Putting people from different countries and cultures in touch with Germany is a goal central to all the efforts of the 13 mediator organizations that implement cultural relations and education policy for the Federal Foreign Office. Their aim is to forge bonds and create networks from which many people worldwide profit. This happens directly, for example, in the media dialogues organized by the ifa. The one with the longest history is the German-Arab media dialogue, which for the last 11 years has provided an annual forum for intense communication between journalists and publicists from Germany and the Arab world. While the earlier meetings mostly addressed matters of stereotyping and prejudice, discussion today focuses on issues such as the position of women, cultural globalization, tolerance and freedom of speech. The programme has now been extended to include Islamic countries outside the Arab world and meetings have been held in Iran, Turkey, Pakistan and Central Asia.

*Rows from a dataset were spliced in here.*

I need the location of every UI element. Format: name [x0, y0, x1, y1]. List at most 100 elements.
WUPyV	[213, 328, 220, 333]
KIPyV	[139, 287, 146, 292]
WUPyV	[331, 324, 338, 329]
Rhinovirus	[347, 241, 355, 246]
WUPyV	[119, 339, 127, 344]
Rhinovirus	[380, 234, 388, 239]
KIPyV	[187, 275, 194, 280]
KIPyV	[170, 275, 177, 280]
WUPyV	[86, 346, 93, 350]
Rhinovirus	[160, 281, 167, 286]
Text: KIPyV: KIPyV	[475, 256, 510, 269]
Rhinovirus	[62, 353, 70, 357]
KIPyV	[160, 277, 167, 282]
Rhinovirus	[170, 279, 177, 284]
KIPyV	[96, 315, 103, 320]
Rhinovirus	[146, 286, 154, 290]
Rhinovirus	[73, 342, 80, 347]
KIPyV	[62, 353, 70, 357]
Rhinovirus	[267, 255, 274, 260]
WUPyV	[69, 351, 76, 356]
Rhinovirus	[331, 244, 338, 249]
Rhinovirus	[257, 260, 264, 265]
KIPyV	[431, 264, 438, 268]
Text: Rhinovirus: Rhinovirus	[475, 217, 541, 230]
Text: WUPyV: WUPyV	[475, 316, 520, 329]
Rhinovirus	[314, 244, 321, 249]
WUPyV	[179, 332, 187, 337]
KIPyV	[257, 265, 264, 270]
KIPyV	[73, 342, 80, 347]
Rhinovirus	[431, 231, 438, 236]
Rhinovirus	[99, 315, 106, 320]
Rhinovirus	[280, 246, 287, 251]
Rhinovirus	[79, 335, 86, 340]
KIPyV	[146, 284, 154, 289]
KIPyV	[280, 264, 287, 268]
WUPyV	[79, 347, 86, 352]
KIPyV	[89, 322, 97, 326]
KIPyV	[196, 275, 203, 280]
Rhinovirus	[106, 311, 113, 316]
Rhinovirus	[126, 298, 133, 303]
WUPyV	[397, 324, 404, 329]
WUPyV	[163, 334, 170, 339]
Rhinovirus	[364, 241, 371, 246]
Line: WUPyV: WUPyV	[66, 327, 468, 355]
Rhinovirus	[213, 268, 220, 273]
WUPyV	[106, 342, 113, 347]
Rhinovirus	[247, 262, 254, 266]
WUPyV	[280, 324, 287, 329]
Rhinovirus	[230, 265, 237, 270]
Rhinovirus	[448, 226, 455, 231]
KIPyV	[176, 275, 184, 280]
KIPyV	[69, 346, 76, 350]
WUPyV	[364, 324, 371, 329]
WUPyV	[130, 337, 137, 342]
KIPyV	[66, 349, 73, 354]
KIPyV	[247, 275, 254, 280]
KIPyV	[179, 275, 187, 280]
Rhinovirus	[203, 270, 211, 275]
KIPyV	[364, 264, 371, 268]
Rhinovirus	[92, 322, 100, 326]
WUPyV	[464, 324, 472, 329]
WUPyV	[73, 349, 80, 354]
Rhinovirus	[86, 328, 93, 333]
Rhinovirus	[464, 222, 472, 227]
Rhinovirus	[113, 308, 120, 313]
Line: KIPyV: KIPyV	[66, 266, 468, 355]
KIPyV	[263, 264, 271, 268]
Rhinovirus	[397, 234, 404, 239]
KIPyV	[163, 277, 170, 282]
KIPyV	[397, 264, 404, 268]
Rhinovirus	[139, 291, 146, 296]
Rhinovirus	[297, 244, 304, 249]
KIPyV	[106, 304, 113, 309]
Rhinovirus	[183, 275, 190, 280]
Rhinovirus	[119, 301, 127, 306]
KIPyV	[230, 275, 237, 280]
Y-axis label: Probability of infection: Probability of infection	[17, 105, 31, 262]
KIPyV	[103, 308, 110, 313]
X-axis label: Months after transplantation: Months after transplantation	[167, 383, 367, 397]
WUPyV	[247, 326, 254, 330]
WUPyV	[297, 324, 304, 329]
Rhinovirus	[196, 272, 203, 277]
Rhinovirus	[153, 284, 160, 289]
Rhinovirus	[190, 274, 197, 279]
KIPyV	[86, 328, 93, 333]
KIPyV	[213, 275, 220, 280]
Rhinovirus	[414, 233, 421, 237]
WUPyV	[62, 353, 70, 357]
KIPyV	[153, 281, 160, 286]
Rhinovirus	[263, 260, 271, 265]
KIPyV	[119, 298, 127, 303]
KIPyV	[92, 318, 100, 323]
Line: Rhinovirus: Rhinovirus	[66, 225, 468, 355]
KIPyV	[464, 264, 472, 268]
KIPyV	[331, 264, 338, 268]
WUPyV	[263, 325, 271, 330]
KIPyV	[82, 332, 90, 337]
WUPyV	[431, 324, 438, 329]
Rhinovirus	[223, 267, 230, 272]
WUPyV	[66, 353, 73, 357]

As of 2008, Europe’s southern neighbour Africa has been a special focus of cultural relations and education policy. “Action Africa” is a Federal Foreign Office programme aimed especially at young people. A host of initiatives are being launched to strengthen cooperation in higher education and research, two new Goethe Institutes are planned, German cultural weeks are scheduled and shows and performances by German artists will be staged in many African countries. Cultural promotion is also provided in the other direction: Africa figured prominently in the Berlinale Talent Campus 2008, for example, and African writers took centre-stage at the Berlin International Literary Festival in the autumn. For schools and in sport, Action Africa will also create a whole range of new exchange programmes. And if they end in tears because friends don’t want to part, that is acceptable. It means the world has been brought closer together.